SAN FRANCISCO – Today’s turbulence in emerging-market equity markets has triggered a wave of obituaries for their growth miracles of recent decades. But confusing short-term wobbles with terminal decline is a gross misreading of what is happening. The wave of industrialization and urbanization that is boosting the incomes of millions of people in emerging economies has not run its course.
Indeed, emerging-market bears are missing an important new driver of continued growth in these countries: their increasingly powerful and dynamic companies. Emerging economies today are much more than a collection of new consumer markets and plentiful (and increasingly skilled) labor.

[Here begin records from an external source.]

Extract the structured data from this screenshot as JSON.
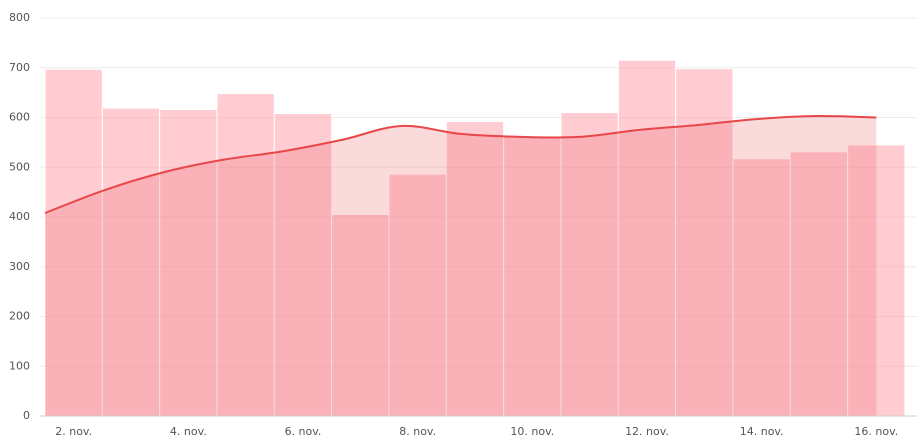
{
  "chart_data": {
    "type": "bar",
    "categories": [
      "2. nov.",
      null,
      "4. nov.",
      null,
      "6. nov.",
      null,
      "8. nov.",
      null,
      "10. nov.",
      null,
      "12. nov.",
      null,
      "14. nov.",
      null,
      "16. nov."
    ],
    "series": [
      {
        "type": "bar",
        "color": "#ff9aa6",
        "values": [
          697,
          619,
          616,
          648,
          608,
          405,
          486,
          592,
          562,
          610,
          715,
          698,
          517,
          531,
          545
        ]
      },
      {
        "type": "line",
        "color": "#e8474a",
        "values": [
          408,
          454,
          490,
          515,
          532,
          555,
          583,
          567,
          561,
          561,
          575,
          585,
          597,
          603,
          600
        ]
      }
    ],
    "ylim": [
      0,
      800
    ],
    "yticks": [
      0,
      100,
      200,
      300,
      400,
      500,
      600,
      700,
      800
    ],
    "grid": true
  }
}
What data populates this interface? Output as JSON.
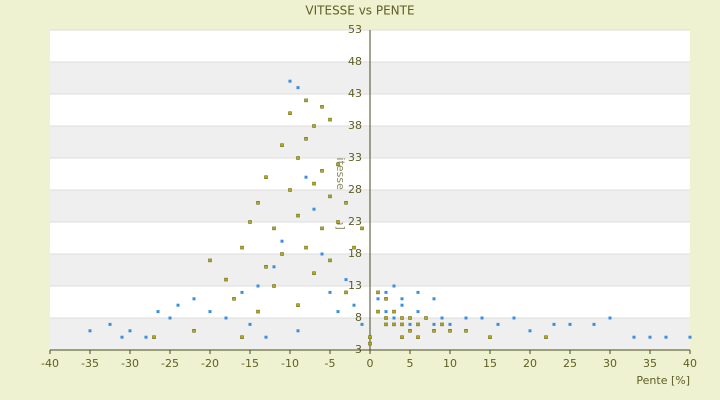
{
  "chart_data": {
    "type": "scatter",
    "title": "VITESSE vs PENTE",
    "x_label": "Pente [%]",
    "y_label": "Vitesse [km/h]",
    "xlim": [
      -40,
      40
    ],
    "xticks": [
      -40,
      -35,
      -30,
      -25,
      -20,
      -15,
      -10,
      -5,
      0,
      5,
      10,
      15,
      20,
      25,
      30,
      35,
      40
    ],
    "ylim": [
      3,
      53
    ],
    "yticks": [
      3,
      8,
      13,
      18,
      23,
      28,
      33,
      38,
      43,
      48,
      53
    ],
    "grid": true,
    "series": [
      {
        "color": "#3a8fd8",
        "x": [
          -32.5,
          -31,
          -30,
          -28,
          -26.5,
          -25,
          -24,
          -22,
          -20,
          -18,
          -16,
          -15,
          -14,
          -12,
          -11,
          -10,
          -9,
          -8,
          -7,
          -6,
          -5,
          -4,
          -3,
          -2,
          -1,
          1,
          2,
          3,
          4,
          5,
          6,
          7,
          8,
          9,
          10,
          12,
          14,
          16,
          18,
          20,
          23,
          25,
          28,
          30,
          33,
          35,
          37,
          40,
          -35,
          -13,
          -9,
          2,
          3,
          4,
          6,
          8
        ],
        "values": [
          7,
          5,
          6,
          5,
          9,
          8,
          10,
          11,
          9,
          8,
          12,
          7,
          13,
          16,
          20,
          45,
          44,
          30,
          25,
          18,
          12,
          9,
          14,
          10,
          7,
          11,
          9,
          8,
          10,
          7,
          9,
          8,
          7,
          8,
          7,
          8,
          8,
          7,
          8,
          6,
          7,
          7,
          7,
          8,
          5,
          5,
          5,
          5,
          6,
          5,
          6,
          12,
          13,
          11,
          12,
          11
        ]
      },
      {
        "color": "#b5ad10",
        "x": [
          -20,
          -18,
          -17,
          -16,
          -15,
          -14,
          -13,
          -12,
          -11,
          -10,
          -10,
          -9,
          -9,
          -8,
          -8,
          -8,
          -7,
          -7,
          -7,
          -6,
          -6,
          -6,
          -5,
          -5,
          -5,
          -4,
          -4,
          -3,
          -3,
          -2,
          -1,
          -12,
          -14,
          -16,
          -22,
          -27,
          0,
          0,
          1,
          2,
          2,
          3,
          3,
          4,
          4,
          5,
          5,
          6,
          7,
          8,
          9,
          10,
          12,
          15,
          1,
          2,
          4,
          6,
          22,
          -9,
          -11,
          -13
        ],
        "values": [
          17,
          14,
          11,
          19,
          23,
          26,
          30,
          22,
          35,
          40,
          28,
          33,
          24,
          42,
          36,
          19,
          38,
          29,
          15,
          41,
          31,
          22,
          39,
          27,
          17,
          32,
          23,
          26,
          12,
          19,
          22,
          13,
          9,
          5,
          6,
          5,
          5,
          4,
          9,
          8,
          7,
          9,
          7,
          8,
          7,
          8,
          6,
          7,
          8,
          6,
          7,
          6,
          6,
          5,
          12,
          11,
          5,
          5,
          5,
          10,
          18,
          16
        ]
      }
    ]
  }
}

They are also home to thousands of new companies, many of which are quickly becoming large, global leaders in their fields.
Twenty years ago, who would have guessed that Mumbai’s Tata Group would be the largest private-sector industrial employer in the United Kingdom; or that Mexican companies Cemex and Bimbo would become the United States’ market leaders in cement production and bread-making, respectively; or that Beijing-based Lenovo would be on a par with Hewlett-Packard as the world’s largest seller of personal computers? Moreover, the transformation in the world’s business landscape is in its early stages and should bolster growth in emerging markets for years to come.
The MGI CompanyScope, a new database of all companies with revenues of $1 billion or more, reveals that there are about 8,000 large companies worldwide. Three-quarters of them are still based in developed regions. By 2025, however, there are likely to be an additional 7,000 large companies, with seven out of ten based in emerging regions. The share of global consolidated revenue generated by these emerging-market corporate giants is set to increase from 24% today to 46% in 2025.